The presentation layer (UI) consists of the following components:

  • Access Gateway (rProxy)
  • Identity provider
  • Webconsole and SelfService portal.

Access Gateway

Access Gateway is a native plugin for the Apache web-servers. Access Gateway enables the following functionality with in the OpenIAM architecture:

  • Session management.
  • URL based access control using OpenIAM. Authorization service enforces access across OpenIAM applications, API endpoints, and third party application, being proxied, through Access Gateway.
  • SSO to applications which don't support SSO standards such as SAML2, oAuth 2, and OpenID connect using the following:
    • Header injection - allows dynamically setting headers into the application.
    • Form fill - allows dynamically filling a form.
    • URL rewriting, so that applications are rendered through the proxy.

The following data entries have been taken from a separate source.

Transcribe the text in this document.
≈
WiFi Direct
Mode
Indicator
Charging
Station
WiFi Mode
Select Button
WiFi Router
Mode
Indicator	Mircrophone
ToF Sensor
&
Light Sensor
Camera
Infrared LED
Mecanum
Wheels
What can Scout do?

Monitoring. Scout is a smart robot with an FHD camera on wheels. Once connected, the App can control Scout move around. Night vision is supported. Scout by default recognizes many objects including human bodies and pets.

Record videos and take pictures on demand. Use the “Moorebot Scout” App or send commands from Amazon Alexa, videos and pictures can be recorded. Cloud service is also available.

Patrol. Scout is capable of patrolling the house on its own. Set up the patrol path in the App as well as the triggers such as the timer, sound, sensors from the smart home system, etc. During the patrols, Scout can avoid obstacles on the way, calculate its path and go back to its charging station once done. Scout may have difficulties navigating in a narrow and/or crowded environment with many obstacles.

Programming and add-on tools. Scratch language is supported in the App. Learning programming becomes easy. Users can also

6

Identity Provider and authentication

The Identity Provider (IdP) is an integral part of the UI layer. It ties together the OpenIAM UI by providing a common authentication layer. It also providers federation services by providing support for the following protocols:

  • SAML 2
  • oAuth 2
  • OpenID Connect.

IdP also supports token translation so that an authenticated user can seamlessly use applications which require SAML, oAuth, OpenID Connect, and JWT. A person who authenticates and uses SAML for one application can then use oAuth for other applications and vice versa.

The IdP interface can be configured to utilize a number of authentication options which include:

  • Certificate based authentication.
  • OTP using SMS/E-mail or Mobile app.
  • MFA using Push notification.
  • Social authentication.

These authentication options can be integrated with Adaptive authentication which allows a variety of factors such as IP, new device, roles, etc. to be evaluated during the authentication process.

Administration portal

OpenIAM provides two out-of-the-box applications:

  • Webconsole (system configuration and administration)
  • SelfService portal.

Webconsole leverages the IdP for authentication and allows administrators to configure OpenIAM solution. Administrators can perform common tasks such as:

  • User management
  • System configuration
  • Entitlement configuration (setting up roles, groups, etc.)
  • Configure authentication
  • Configure SSO to application
  • Configure synchronization, reconciliation, and provisioning
  • Configure workflow
  • Manage authentication tokens. They can view and if needed, revoke tokens.
  • View audit logs

SelfService portal

SelfService portal is highly end user focused. It uses the IdP for authentication and allows performing the following tasks:

  • Manage profile.
  • Provide SSO to applications they are authorized to access.
  • Change password and restore password, if the user forgot one.
  • Access request and approval.
  • Review user access.
  • Delegate administration.

The branding of all three (IdP, SelfService, and Webconsole) UI components can be customized based on an organization's requirements.